British physicist (1923–2007)

Michael John Seaton (16 January 1923 - 29 May 2007) was an influential British mathematician, atomic physicist, and astronomer.

He was born in Bristol, and educated at Wallington County Grammar School (WCGS), a grammar school in Surrey, where he won prizes for his achievements in chemistry.

From 1941 to 1946 he served in the wartime Royal Air Force as a Flight Lieutenant. In this capacity he served first in RAF Bomber Command, navigating Avro Lancasters, and later in one of the elite Pathfinder squadrons navigating de Havilland Mosquitos.

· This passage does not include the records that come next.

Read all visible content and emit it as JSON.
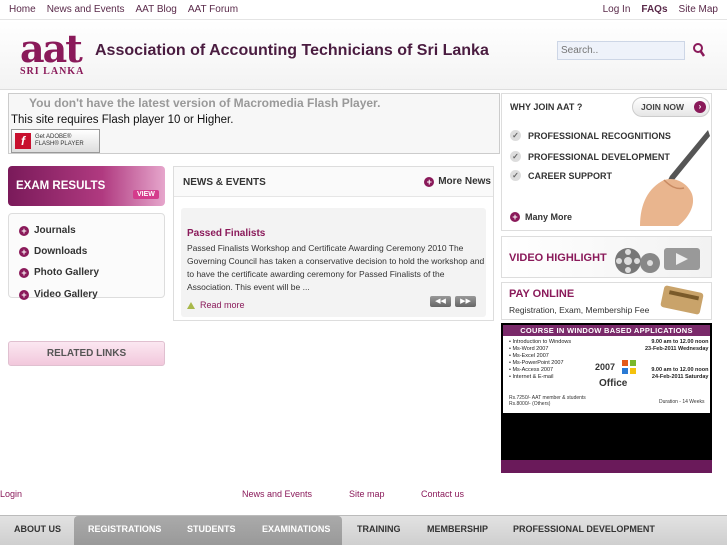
{
  "topbar": {
    "left_links": [
      "Home",
      "News and Events",
      "AAT Blog",
      "AAT Forum"
    ],
    "right_links": [
      "Log In",
      "FAQs",
      "Site Map"
    ]
  },
  "header": {
    "logo_main": "aat",
    "logo_sub": "SRI LANKA",
    "title": "Association of Accounting Technicians of Sri Lanka",
    "search_placeholder": "Search.."
  },
  "flash": {
    "message1": "You don't have the latest version of Macromedia Flash Player.",
    "message2": "This site requires Flash player 10 or Higher.",
    "button_line1": "Get ADOBE®",
    "button_line2": "FLASH® PLAYER"
  },
  "left": {
    "exam_results": "EXAM RESULTS",
    "exam_view": "VIEW",
    "menu": [
      "Journals",
      "Downloads",
      "Photo Gallery",
      "Video Gallery"
    ],
    "related_links": "RELATED LINKS"
  },
  "news": {
    "title": "NEWS & EVENTS",
    "more": "More News",
    "item_title": "Passed Finalists",
    "item_body": "Passed Finalists Workshop and Certificate Awarding Ceremony 2010 The Governing Council has taken a conservative decision to hold the workshop and to have the certificate awarding ceremony for Passed Finalists of the Association. This event will be ...",
    "read_more": "Read more"
  },
  "why": {
    "title": "WHY JOIN AAT ?",
    "join": "JOIN NOW",
    "items": [
      "PROFESSIONAL RECOGNITIONS",
      "PROFESSIONAL DEVELOPMENT",
      "CAREER SUPPORT"
    ],
    "many_more": "Many More"
  },
  "video": {
    "title": "VIDEO HIGHLIGHT"
  },
  "pay": {
    "title": "PAY ONLINE",
    "subtitle": "Registration, Exam, Membership Fee"
  },
  "course": {
    "banner": "COURSE IN WINDOW BASED APPLICATIONS",
    "items": [
      "• Introduction to Windows",
      "• Ms-Word 2007",
      "• Ms-Excel 2007",
      "• Ms-PowerPoint 2007",
      "• Ms-Access 2007",
      "• Internet & E-mail"
    ],
    "time1": "9.00 am to 12.00 noon",
    "date1": "23-Feb-2011 Wednesday",
    "time2": "9.00 am to 12.00 noon",
    "date2": "24-Feb-2011 Saturday",
    "version": "2007",
    "office": "Office",
    "fee1": "Rs.7250/- AAT member & students",
    "fee2": "Rs.8000/- (Others)",
    "duration": "Duration - 14 Weeks"
  },
  "footer_links": [
    "Login",
    "News and Events",
    "Site map",
    "Contact us"
  ],
  "mainnav": [
    "ABOUT US",
    "REGISTRATIONS",
    "STUDENTS",
    "EXAMINATIONS",
    "TRAINING",
    "MEMBERSHIP",
    "PROFESSIONAL DEVELOPMENT"
  ],
  "colors": {
    "brand": "#8a1a5a",
    "nav_active": "#999999"
  }
}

After demobilisation, he returned to his studies, and the start of a long career at University College London. Gaining a First Class BSc in physics just two years later, he continued, obtaining his PhD on Quantal Calculations of certain reaction rates with applications to Astrophysical and Geophysical problems in 1951. He later did important work on the quantum defect theory.

With a break as Chargé de Recherché at the Institut d'astrophysique de Paris from 1954 to 1955, he rose through the ranks at the Department of Physics at UCL, becoming a Reader in 1959, and Professor of Physics in 1963. He was made a Fellow of the College in 1972, the year in which the Departments of Physics and Astronomy merged. He held the status of Professor Emeritus and Honorary Research Fellow from 1988 until his death.

In 1964 he became Fellow-Adjoint at the Joint Institute for Laboratory Astrophysics (JILA) in Boulder, Colorado, a combined venture between the American National Institute of Standards and Technology and the University of Colorado.

In 1967 he was elected Fellow of the Royal Society. He held Honorary Membership of the American Astronomical Society, awarded in 1983, and was made Foreign Associate of the United States National Academy of Sciences in 1986.

Seaton held the Presidency of the Royal Astronomical Society [RAS] between 1979 and 1981, and was awarded its Gold Medal in 1983. This was followed by the Guthrie Medal and Prize, from the Institute of Physics in 1984, and the Hughes Medal of the Royal Society in 1992.

Seaton served as Senior Fellow to the Science and Engineering Research Council EPSRC, 1984–88.

Other honours include: Honorary Doctorate, Observatoire de Paris, 1976; Honorary DSc QUB, 1982.